The special case we shall care the most about is when {L = R^n} and {\lambda: R^n \rightarrow R} is given by the dot product with a vector {\mathbf{f}=(f_1, \dots,  f_n) \in R^n}. Then we shall write

\displaystyle  K_*(\mathbf{f})

for the Koszul complex. Now that we have a complex, we can define its homology (and cohomology).

Definition 21 Let {M} be an {R}-module. We write {K_*(\lambda, M)} for the complex {K(\lambda)  \otimes M} (and similarly {K_*(\mathbf{f},  M)} when {\mathbf{f}: R^n \rightarrow  R} is {\lambda}). The homology of this complex is called the Koszul homology of {M} and is denoted {H_i(\lambda,  M)} (or {H_i(\mathbf{f}, M)}).

One of the basic facts about this is that {K_*(\lambda, \cdot)} is an exact functor if {L} is flat. In particular, {K_*(\mathbf{f}, \cdot)} is an exact functor as each of the terms of the complex are free. In particular,

Theorem 22 If {L} is a flat module, then {H_i(\lambda, M)} is a {\delta}-functor.

We can also dualize everything.

Definition 23 Let {M} be an {R}-module. We write {K^*(\lambda, M)} for the complex {\hom(K(\lambda), M)}. The cohomology of this cochain complex is called the Koszul cohomology with {M} coefficients and is denoted {H^i(\lambda,  M)}. (Similarly we define {K^*(\mathbf{f}, M)} when {L} is a free module, and write {H^i(\mathbf{f},  M)} for the Koszul cohomology.)

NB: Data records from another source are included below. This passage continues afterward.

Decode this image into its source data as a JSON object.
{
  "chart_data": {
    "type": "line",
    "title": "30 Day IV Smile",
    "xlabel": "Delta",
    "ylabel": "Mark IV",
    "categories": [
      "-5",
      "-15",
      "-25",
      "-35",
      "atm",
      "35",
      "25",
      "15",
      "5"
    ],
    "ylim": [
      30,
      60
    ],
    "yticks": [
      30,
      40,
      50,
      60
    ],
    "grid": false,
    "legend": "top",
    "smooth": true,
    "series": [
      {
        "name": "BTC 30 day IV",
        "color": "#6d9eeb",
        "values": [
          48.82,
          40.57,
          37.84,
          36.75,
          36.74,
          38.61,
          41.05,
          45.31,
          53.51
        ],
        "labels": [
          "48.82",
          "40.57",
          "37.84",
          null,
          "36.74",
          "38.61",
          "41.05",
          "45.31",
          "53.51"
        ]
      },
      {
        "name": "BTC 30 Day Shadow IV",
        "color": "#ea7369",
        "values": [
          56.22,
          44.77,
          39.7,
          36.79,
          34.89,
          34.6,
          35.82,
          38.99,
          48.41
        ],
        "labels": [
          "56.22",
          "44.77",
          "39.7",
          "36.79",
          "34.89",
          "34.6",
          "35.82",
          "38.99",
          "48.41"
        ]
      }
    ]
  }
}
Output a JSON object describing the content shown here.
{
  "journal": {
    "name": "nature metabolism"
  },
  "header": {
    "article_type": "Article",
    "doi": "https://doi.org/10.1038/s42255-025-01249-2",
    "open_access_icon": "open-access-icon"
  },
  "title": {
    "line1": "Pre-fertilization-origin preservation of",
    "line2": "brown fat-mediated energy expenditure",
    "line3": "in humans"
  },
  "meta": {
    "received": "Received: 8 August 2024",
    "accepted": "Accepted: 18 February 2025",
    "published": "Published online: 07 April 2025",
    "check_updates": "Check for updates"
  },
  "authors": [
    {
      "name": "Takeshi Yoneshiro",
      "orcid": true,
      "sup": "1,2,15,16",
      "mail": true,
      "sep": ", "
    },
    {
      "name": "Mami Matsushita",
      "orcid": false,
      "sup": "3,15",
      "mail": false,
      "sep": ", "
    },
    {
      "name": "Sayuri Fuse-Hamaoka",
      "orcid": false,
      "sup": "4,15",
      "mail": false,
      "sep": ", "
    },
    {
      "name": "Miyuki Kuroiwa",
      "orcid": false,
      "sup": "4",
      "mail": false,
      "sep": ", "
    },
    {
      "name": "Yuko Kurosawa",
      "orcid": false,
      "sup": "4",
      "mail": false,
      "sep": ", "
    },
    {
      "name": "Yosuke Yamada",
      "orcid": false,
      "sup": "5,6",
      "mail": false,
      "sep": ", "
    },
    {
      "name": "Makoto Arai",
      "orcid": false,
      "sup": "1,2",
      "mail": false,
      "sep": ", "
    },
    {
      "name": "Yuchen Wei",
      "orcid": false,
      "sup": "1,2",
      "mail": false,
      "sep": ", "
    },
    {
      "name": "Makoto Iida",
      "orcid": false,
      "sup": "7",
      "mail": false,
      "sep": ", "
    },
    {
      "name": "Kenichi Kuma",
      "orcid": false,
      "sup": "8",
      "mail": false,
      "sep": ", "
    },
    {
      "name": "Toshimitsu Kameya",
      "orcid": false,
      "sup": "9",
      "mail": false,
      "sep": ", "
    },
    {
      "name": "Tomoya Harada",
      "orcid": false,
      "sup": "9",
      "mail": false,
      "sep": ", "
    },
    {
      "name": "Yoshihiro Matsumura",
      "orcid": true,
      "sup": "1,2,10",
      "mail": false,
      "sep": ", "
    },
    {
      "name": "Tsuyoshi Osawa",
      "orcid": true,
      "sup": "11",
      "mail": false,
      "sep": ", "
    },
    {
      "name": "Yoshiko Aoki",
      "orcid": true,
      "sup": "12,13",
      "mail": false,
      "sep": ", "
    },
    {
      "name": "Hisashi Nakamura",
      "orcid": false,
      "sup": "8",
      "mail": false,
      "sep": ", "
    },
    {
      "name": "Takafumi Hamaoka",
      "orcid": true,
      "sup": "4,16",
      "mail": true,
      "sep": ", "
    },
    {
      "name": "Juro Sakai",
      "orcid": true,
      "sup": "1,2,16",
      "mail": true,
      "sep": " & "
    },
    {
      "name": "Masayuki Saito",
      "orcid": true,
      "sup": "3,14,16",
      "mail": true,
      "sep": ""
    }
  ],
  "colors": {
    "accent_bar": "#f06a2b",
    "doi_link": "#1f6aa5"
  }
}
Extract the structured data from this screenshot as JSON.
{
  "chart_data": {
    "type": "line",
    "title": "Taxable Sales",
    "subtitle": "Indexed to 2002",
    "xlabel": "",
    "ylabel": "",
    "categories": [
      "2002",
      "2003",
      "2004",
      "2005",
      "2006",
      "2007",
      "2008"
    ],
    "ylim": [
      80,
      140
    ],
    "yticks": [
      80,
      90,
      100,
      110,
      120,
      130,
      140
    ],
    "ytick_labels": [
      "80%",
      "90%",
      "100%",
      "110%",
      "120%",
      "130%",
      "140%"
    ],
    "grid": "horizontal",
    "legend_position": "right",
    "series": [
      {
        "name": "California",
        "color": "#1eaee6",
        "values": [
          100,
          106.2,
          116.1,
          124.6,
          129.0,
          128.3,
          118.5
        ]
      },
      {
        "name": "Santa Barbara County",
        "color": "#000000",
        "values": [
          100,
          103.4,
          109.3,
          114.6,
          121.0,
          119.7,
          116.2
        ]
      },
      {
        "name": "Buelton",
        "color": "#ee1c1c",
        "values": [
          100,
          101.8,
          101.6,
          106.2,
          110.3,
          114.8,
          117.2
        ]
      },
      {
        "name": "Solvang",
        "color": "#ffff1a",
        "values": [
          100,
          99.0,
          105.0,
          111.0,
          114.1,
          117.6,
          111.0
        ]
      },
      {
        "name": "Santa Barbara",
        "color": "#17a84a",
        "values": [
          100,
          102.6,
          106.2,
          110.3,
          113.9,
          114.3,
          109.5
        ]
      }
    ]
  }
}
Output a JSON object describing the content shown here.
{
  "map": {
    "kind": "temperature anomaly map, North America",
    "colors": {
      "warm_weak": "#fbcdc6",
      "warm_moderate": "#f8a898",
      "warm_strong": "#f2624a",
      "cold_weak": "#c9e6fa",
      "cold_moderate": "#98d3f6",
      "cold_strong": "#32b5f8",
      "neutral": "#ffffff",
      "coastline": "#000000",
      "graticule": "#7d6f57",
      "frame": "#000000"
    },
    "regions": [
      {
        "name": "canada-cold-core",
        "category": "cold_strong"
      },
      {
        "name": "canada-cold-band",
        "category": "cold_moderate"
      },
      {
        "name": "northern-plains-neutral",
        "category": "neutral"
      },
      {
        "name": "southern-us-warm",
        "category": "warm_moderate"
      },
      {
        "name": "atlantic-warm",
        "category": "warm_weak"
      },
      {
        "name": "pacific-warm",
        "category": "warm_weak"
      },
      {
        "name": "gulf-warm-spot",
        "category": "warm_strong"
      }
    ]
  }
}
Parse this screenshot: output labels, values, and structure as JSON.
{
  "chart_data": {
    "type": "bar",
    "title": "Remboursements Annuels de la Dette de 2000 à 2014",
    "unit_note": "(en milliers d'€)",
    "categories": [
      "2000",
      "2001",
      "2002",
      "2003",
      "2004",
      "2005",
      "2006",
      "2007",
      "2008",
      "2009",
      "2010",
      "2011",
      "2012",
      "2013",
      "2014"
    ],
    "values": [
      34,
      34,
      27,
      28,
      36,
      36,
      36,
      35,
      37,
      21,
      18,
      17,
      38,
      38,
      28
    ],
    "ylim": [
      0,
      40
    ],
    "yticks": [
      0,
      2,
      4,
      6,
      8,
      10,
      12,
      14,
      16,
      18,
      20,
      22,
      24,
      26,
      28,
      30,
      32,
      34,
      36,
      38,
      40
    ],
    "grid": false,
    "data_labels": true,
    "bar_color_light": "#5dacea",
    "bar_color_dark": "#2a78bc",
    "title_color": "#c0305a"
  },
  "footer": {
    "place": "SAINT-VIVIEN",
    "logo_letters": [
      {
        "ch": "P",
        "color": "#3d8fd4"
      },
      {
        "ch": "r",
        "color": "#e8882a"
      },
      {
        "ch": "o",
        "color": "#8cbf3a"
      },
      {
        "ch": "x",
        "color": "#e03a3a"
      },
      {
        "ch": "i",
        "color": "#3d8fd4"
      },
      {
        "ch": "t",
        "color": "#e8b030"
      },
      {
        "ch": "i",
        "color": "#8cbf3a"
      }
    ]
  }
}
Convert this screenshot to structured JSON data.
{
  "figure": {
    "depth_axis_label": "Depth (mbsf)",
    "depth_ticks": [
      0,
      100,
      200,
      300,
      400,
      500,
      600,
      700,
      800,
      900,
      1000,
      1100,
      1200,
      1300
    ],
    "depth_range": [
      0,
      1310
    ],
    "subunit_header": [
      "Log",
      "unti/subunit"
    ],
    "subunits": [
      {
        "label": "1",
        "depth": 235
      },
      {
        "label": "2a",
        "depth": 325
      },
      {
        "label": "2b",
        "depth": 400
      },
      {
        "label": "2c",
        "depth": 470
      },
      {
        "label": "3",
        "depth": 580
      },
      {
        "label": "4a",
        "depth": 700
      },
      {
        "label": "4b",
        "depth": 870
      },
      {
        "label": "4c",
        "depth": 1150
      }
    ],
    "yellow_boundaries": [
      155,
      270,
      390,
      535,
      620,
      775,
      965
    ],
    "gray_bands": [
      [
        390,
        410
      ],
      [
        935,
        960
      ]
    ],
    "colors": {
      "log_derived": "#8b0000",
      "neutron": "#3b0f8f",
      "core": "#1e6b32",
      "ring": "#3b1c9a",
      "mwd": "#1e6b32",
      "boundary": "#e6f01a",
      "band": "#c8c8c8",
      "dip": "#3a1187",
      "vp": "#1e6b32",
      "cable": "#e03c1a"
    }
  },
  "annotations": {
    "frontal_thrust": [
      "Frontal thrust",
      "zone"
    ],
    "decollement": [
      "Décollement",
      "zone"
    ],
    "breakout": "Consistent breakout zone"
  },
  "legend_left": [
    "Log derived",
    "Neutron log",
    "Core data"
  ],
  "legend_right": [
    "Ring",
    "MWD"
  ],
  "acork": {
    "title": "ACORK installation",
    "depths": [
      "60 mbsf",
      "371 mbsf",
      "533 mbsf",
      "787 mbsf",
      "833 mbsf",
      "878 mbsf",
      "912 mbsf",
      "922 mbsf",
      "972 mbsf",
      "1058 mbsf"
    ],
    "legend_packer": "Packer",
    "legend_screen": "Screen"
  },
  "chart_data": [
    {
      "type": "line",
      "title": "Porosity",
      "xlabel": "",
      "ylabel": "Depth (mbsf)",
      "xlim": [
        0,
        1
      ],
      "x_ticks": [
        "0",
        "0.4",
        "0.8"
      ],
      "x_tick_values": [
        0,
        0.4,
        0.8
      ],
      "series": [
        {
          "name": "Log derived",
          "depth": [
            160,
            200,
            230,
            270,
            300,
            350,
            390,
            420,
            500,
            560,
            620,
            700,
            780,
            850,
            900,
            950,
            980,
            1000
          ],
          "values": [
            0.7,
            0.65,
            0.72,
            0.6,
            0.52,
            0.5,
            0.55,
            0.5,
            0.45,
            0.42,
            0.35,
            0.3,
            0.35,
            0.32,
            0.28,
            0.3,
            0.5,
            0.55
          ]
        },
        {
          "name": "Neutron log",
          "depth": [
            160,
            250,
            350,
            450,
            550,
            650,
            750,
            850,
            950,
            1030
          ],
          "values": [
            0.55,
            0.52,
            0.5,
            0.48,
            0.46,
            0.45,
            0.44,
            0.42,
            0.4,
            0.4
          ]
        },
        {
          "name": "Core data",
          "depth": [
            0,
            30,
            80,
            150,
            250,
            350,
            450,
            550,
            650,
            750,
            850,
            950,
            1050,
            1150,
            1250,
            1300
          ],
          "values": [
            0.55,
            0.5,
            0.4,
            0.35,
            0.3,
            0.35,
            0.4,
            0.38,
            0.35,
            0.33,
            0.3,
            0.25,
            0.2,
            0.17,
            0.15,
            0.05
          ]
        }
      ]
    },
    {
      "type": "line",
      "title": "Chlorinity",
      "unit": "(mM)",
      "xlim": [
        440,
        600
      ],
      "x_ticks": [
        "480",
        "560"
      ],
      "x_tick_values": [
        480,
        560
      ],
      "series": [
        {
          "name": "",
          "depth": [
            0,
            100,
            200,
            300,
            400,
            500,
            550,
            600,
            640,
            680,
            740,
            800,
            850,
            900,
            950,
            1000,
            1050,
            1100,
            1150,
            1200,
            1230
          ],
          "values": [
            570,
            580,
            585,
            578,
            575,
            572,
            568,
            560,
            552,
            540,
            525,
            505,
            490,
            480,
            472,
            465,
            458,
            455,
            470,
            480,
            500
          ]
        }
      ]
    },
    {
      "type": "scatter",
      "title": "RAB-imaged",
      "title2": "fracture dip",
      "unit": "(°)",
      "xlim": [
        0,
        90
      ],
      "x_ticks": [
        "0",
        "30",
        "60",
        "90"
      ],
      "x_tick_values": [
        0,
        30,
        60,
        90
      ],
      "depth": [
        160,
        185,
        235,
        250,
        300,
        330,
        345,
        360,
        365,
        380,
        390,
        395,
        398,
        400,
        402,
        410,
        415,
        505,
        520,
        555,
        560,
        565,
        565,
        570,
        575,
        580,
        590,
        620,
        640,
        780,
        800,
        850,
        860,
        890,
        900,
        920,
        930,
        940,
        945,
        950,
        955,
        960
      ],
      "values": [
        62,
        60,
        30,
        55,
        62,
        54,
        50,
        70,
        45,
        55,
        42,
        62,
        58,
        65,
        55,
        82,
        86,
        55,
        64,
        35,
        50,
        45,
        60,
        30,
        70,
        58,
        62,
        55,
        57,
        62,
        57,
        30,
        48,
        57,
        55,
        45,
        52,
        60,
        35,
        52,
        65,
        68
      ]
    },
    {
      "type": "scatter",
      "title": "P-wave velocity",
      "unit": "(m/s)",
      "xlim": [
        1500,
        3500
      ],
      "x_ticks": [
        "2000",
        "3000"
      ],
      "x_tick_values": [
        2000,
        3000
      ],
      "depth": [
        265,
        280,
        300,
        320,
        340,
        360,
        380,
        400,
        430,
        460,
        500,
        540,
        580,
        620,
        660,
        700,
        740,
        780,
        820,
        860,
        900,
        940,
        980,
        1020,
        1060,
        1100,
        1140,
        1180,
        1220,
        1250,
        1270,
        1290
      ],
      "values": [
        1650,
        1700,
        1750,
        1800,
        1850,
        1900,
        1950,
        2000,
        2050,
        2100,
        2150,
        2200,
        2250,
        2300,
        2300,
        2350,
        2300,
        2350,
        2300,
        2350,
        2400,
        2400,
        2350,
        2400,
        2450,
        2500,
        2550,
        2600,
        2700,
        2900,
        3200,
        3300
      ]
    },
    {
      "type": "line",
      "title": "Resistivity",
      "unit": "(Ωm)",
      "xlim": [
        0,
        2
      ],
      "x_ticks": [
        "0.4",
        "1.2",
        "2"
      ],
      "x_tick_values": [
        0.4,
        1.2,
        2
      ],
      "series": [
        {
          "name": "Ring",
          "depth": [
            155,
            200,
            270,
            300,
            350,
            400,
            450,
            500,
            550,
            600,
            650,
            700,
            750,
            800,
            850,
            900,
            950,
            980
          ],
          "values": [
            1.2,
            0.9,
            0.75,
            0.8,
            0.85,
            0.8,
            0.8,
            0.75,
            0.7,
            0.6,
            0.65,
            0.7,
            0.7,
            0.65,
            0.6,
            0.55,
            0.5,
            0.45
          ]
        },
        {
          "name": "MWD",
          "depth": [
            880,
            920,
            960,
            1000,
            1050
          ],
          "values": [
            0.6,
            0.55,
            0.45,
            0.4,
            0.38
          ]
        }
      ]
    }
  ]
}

It is similarly easy to see that when {L} is projective, then {K^*(\lambda, M)} will be an exact functor in {M}, and the Koszul cohomology will be a {\delta}-functor where the connecting homomorphisms raise the degree.

So what can we do with this? Well, as we will see the Koszul complex detects the regularity of sequences. This is a nontrivial fact, and it will basically rely on the fact that, first of all, the Koszul complex {K(f)} for {f \in R} (i.e. the complex of the free module {R} together with the functional {R  \stackrel{f}{\rightarrow} R}) is very simple; it’s

\displaystyle  0 \rightarrow R \stackrel{f}{\rightarrow} R \rightarrow 0.

It will rely on this simple observation and the fact, proved next, that Koszul complexes behave nicely with respect to tensoring. Given graded {R}-algebras {A, B}, we can form the graded tensor product {A  \otimes_R B}. By definition, this is just {A \otimes_R B} as a graded module, but the multiplicative structure is slightly different. Namely, we define the product of {a \otimes b, a' \otimes b'} as

\displaystyle  (-1)^{\deg a' \deg b} aa' \otimes bb'

if the elements in question are homogeneous. This is a fairly common construction. When one has finite-dimensional CW complexes {X,Y}, for instance, the cohomology ring of {X \times Y} with coefficients in a field is the graded tensor product of the cohomology rings of {X} and {Y}. Another example, more relevant here, is that if {N,N'} are two modules, then the exterior algebra {\bigwedge (N \oplus N')} is the graded tensor product of {\bigwedge N } and {\bigwedge N'}.

Proposition 24 Let {\lambda: L \rightarrow R, \lambda': L' \rightarrow R} be linear functionals. Then the Koszul complex {K_*(\lambda \oplus \lambda')} is the tensor product {K_*(\lambda) \otimes K_*(\lambda')} as differential graded algebras.

So in other words, not only is the algebra structure preserved by taking the tensor product, but when you think of them as chain complexes, {K_*(\lambda  \oplus \lambda')} Here {\lambda \oplus \lambda'} is the functional {L \oplus L' \stackrel{\lambda  \oplus \lambda'}{\rightarrow} R \oplus R \rightarrow R} where the last map is addition. So for instance this implies that {K_*(\mathbf{f}) \otimes K_*(\mathbf{f}') \simeq  K_*(\mathbf{f}, \mathbf{f}')} for two tuples {\mathbf{f} = (f_1, \dots, f_i),  \mathbf{f}' = (f'_1, \dots, f'_j)}. This implies that in the case we care about most, catenation of lists of elements corresponds to the tensor product.

I think I’m going to prove this result tomorrow. It’s all right; we don’t have to rush.